The majority of feedback for yesterday’s article came via social media and email. Those readers younger than myself (43) overwhelmingly contact me via social email, those older prefer email. Neither is a good way to contact us.
Out of all the ways to interact with gCaptain the most time consuming, aggravating, and costly for us to maintain is our forum. It’s also the place we receive the most criticism because it contains heated debate that does not fit neatly into a modern world that strives to be “nice” and certainly not into a social media world that promotes civility by separating opposing voices into clusters of people who echo each other’s opinions.
While our forum does have a stellar staff of volunteer moderators and strong rules against personal attacks and bad behavior… it still manages to be a source of hurt feelings. I can not tell you how many people over the years have written to tell me they are quitting the forum because they are tired of being “attacked” by opposing views or tired of reading numerous posts from certain individuals who hold particularly passionate views about certain topics.
Even more troubling is the fact that non-Americans seem especially put off by the loud, overbearing, and too often dismissive American voices that tend to dominate the threads. This is troubling because the value of the forum increases in correlation with the diversity of it’s members.
It’s true. Our forum is a major pain in the ass. And that pain is especially acute for me as CEO of gCaptain.
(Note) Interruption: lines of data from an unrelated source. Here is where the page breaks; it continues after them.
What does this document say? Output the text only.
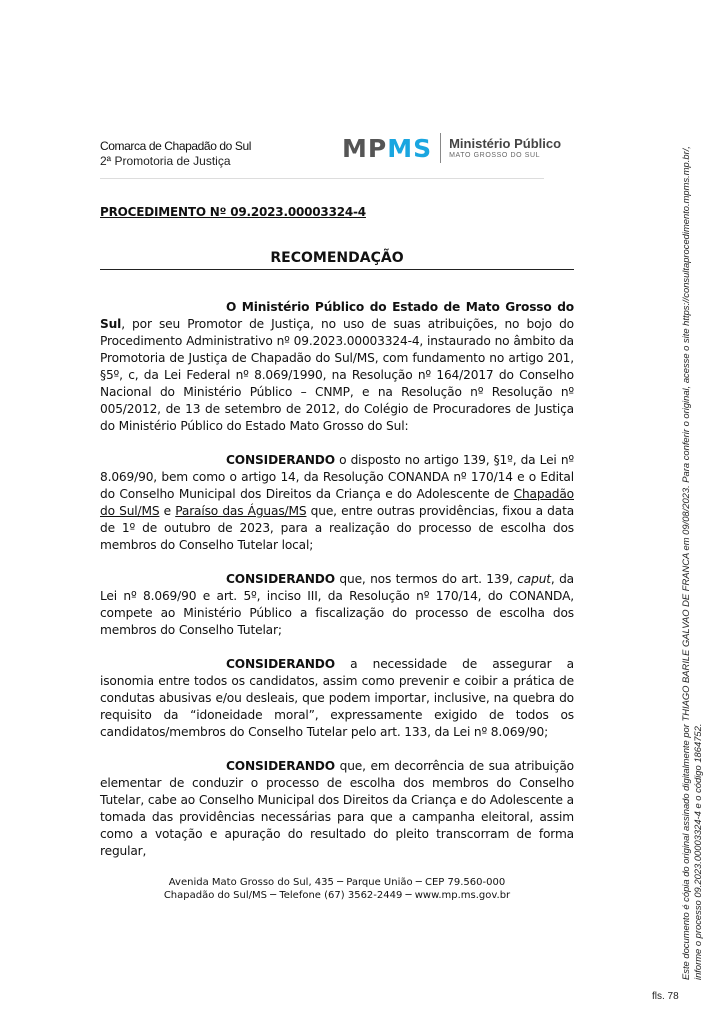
Comarca de Chapadão do Sul
2ª Promotoria de Justiça	MPMS Ministério Público
MATO GROSSO DO SUL
PROCEDIMENTO Nº 09.2023.00003324-4
RECOMENDAÇÃO

O Ministério Público do Estado de Mato Grosso do Sul, por seu Promotor de Justiça, no uso de suas atribuições, no bojo do Procedimento Administrativo nº 09.2023.00003324-4, instaurado no âmbito da Promotoria de Justiça de Chapadão do Sul/MS, com fundamento no artigo 201, §5º, c, da Lei Federal nº 8.069/1990, na Resolução nº 164/2017 do Conselho Nacional do Ministério Público – CNMP, e na Resolução nº Resolução nº 005/2012, de 13 de setembro de 2012, do Colégio de Procuradores de Justiça do Ministério Público do Estado Mato Grosso do Sul:

CONSIDERANDO o disposto no artigo 139, §1º, da Lei nº 8.069/90, bem como o artigo 14, da Resolução CONANDA nº 170/14 e o Edital do Conselho Municipal dos Direitos da Criança e do Adolescente de Chapadão do Sul/MS e Paraíso das Águas/MS que, entre outras providências, fixou a data de 1º de outubro de 2023, para a realização do processo de escolha dos membros do Conselho Tutelar local;

CONSIDERANDO que, nos termos do art. 139, caput, da Lei nº 8.069/90 e art. 5º, inciso III, da Resolução nº 170/14, do CONANDA, compete ao Ministério Público a fiscalização do processo de escolha dos membros do Conselho Tutelar;

CONSIDERANDO a necessidade de assegurar a isonomia entre todos os candidatos, assim como prevenir e coibir a prática de condutas abusivas e/ou desleais, que podem importar, inclusive, na quebra do requisito da “idoneidade moral”, expressamente exigido de todos os candidatos/membros do Conselho Tutelar pelo art. 133, da Lei nº 8.069/90;

CONSIDERANDO que, em decorrência de sua atribuição elementar de conduzir o processo de escolha dos membros do Conselho Tutelar, cabe ao Conselho Municipal dos Direitos da Criança e do Adolescente a tomada das providências necessárias para que a campanha eleitoral, assim como a votação e apuração do resultado do pleito transcorram de forma regular,

Avenida Mato Grosso do Sul, 435 ─ Parque União ─ CEP 79.560-000
Chapadão do Sul/MS ─ Telefone (67) 3562-2449 ─ www.mp.ms.gov.br	Este documento é cópia do original assinado digitalmente por THIAGO BARILE GALVAO DE FRANCA em 09/08/2023. Para conferir o original, acesse o site https://consultaprocedimento.mpms.mp.br/, informe o processo 09.2023.00003324-4 e o código 1864752.
fls. 78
It’s also expensive to maintain and participation numbers continue to decline as readers flock to our social media channels.
But I keep paying our forum server and maintenance bills anyway. I do so because it’s powerful.
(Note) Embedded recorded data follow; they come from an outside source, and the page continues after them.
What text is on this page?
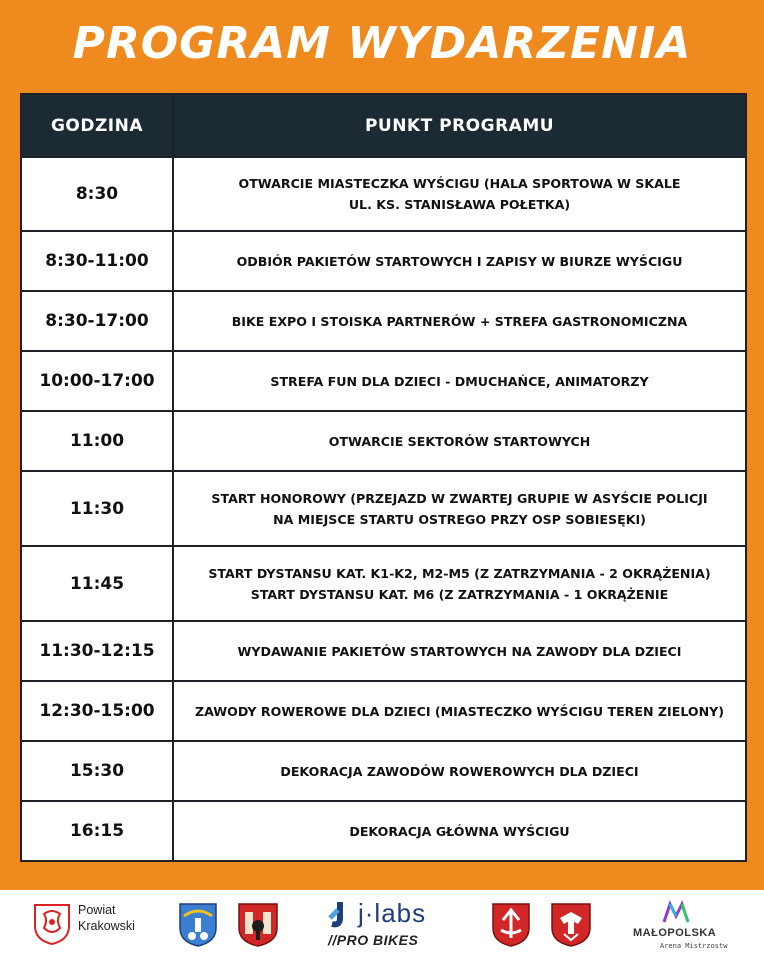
PROGRAM WYDARZENIA
GODZINA	PUNKT PROGRAMU
8:30	OTWARCIE MIASTECZKA WYŚCIGU (HALA SPORTOWA W SKALE
UL. KS. STANISŁAWA POŁETKA)

8:30-11:00	ODBIÓR PAKIETÓW STARTOWYCH I ZAPISY W BIURZE WYŚCIGU

8:30-17:00	BIKE EXPO I STOISKA PARTNERÓW + STREFA GASTRONOMICZNA

10:00-17:00	STREFA FUN DLA DZIECI - DMUCHAŃCE, ANIMATORZY

11:00	OTWARCIE SEKTORÓW STARTOWYCH

11:30	START HONOROWY (PRZEJAZD W ZWARTEJ GRUPIE W ASYŚCIE POLICJI
NA MIEJSCE STARTU OSTREGO PRZY OSP SOBIESĘKI)

11:45	START DYSTANSU KAT. K1-K2, M2-M5 (Z ZATRZYMANIA - 2 OKRĄŻENIA)
START DYSTANSU KAT. M6 (Z ZATRZYMANIA - 1 OKRĄŻENIE

11:30-12:15	WYDAWANIE PAKIETÓW STARTOWYCH NA ZAWODY DLA DZIECI

12:30-15:00	ZAWODY ROWEROWE DLA DZIECI (MIASTECZKO WYŚCIGU TEREN ZIELONY)

15:30	DEKORACJA ZAWODÓW ROWEROWYCH DLA DZIECI

16:15	DEKORACJA GŁÓWNA WYŚCIGU
Powiat
Krakowski	j·labs
//PRO BIKES	MAŁOPOLSKA
Arena Mistrzostw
In the last decade, no less than 5 major books have been written by journalists who were inspired by our forum. Countless academic papers, working groups, and even Congress continue to cite it. Major expose articles from media powerhouses like the New York Times have been written about it and this year THE Pulitzer Prize-winning journalists started their pieces on our forum.
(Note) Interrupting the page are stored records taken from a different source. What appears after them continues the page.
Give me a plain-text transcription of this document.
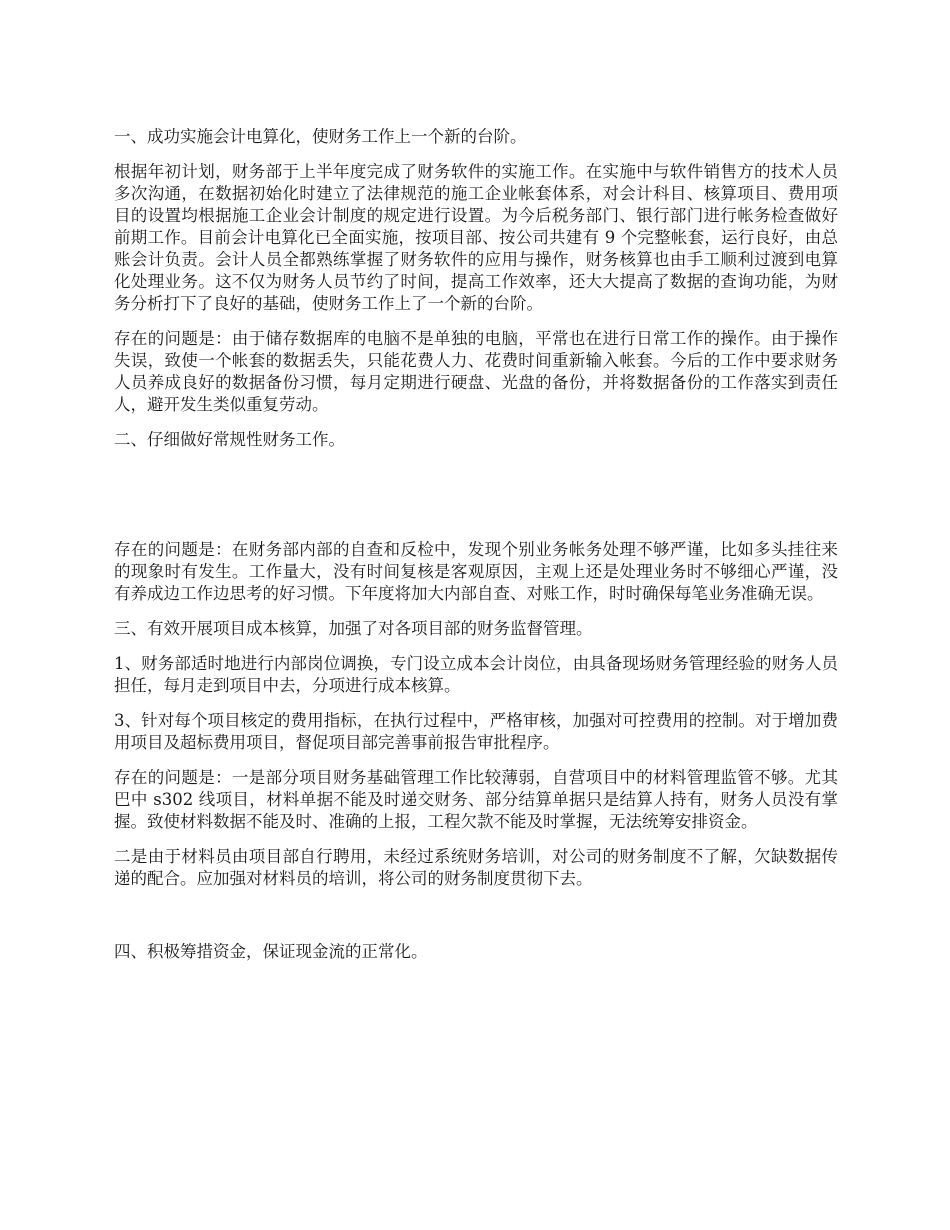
一、成功实施会计电算化，使财务工作上一个新的台阶。

根据年初计划，财务部于上半年度完成了财务软件的实施工作。在实施中与软件销售方的技术人员多次沟通，在数据初始化时建立了法律规范的施工企业帐套体系，对会计科目、核算项目、费用项目的设置均根据施工企业会计制度的规定进行设置。为今后税务部门、银行部门进行帐务检查做好前期工作。目前会计电算化已全面实施，按项目部、按公司共建有 9 个完整帐套，运行良好，由总账会计负责。会计人员全都熟练掌握了财务软件的应用与操作，财务核算也由手工顺利过渡到电算化处理业务。这不仅为财务人员节约了时间，提高工作效率，还大大提高了数据的查询功能，为财务分析打下了良好的基础，使财务工作上了一个新的台阶。

存在的问题是：由于储存数据库的电脑不是单独的电脑，平常也在进行日常工作的操作。由于操作失误，致使一个帐套的数据丢失，只能花费人力、花费时间重新输入帐套。今后的工作中要求财务人员养成良好的数据备份习惯，每月定期进行硬盘、光盘的备份，并将数据备份的工作落实到责任人，避开发生类似重复劳动。

二、仔细做好常规性财务工作。

存在的问题是：在财务部内部的自查和反检中，发现个别业务帐务处理不够严谨，比如多头挂往来的现象时有发生。工作量大，没有时间复核是客观原因，主观上还是处理业务时不够细心严谨，没有养成边工作边思考的好习惯。下年度将加大内部自查、对账工作，时时确保每笔业务准确无误。

三、有效开展项目成本核算，加强了对各项目部的财务监督管理。

1、财务部适时地进行内部岗位调换，专门设立成本会计岗位，由具备现场财务管理经验的财务人员担任，每月走到项目中去，分项进行成本核算。

3、针对每个项目核定的费用指标，在执行过程中，严格审核，加强对可控费用的控制。对于增加费用项目及超标费用项目，督促项目部完善事前报告审批程序。

存在的问题是：一是部分项目财务基础管理工作比较薄弱，自营项目中的材料管理监管不够。尤其巴中 s302 线项目，材料单据不能及时递交财务、部分结算单据只是结算人持有，财务人员没有掌握。致使材料数据不能及时、准确的上报，工程欠款不能及时掌握，无法统筹安排资金。

二是由于材料员由项目部自行聘用，未经过系统财务培训，对公司的财务制度不了解，欠缺数据传递的配合。应加强对材料员的培训，将公司的财务制度贯彻下去。

四、积极筹措资金，保证现金流的正常化。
“Thanks, man!” said 2020 Pulitzer Prize-winning journalist T. Christian Miller in a recent text to me “We could not have done without your help.”
Overwhelmingly our older readers prefer to provide information for investigative articles and feedback via email and a smaller percentage send me private messages (PMs) via LinkedIn.
This information is critical to our ability to get the information we need to investigate important new stories but it requires a lot of work on our part. Everything submitted to gCaptain via email and private messages require us to assign journalists and fact-checkers to investigate further. Conversely, when it’s posted to the forum our readers have the opportunity to do the initial groundwork for us.
An even bigger problem with email is the fact we get lots of great stories and information we don’t have the resources to follow-up on. If someone sends me an email or PM and, because of the constraints of time, I can’t respond or followup then that information is lost forever. However, if that same information had been posted to our forum then it would be part of the public record and available to researchers forever.
Despite well-documented problems (which come with significant consequences) social media is better than email. Anyone can share our articles and tag me with comments. It’s super-efficient and easy. And unlike private emails, social media algorithms make sure that larger groups of people who are interested in your information see it.
Social media is especially great for organizing grassroots efforts and to corral groups of like-minded people to support a certain problem.
The problem with social media, however, is because your personal information is highly valuable to the social network, they use various techniques to hide and lock up your information which makes it exceedingly difficult for serious researchers and journalists to access.
Because there is no registration process to view gCaptain forum threads, it is archived and “spidered” by commercial (e.g. google), journalist, and academic search engines.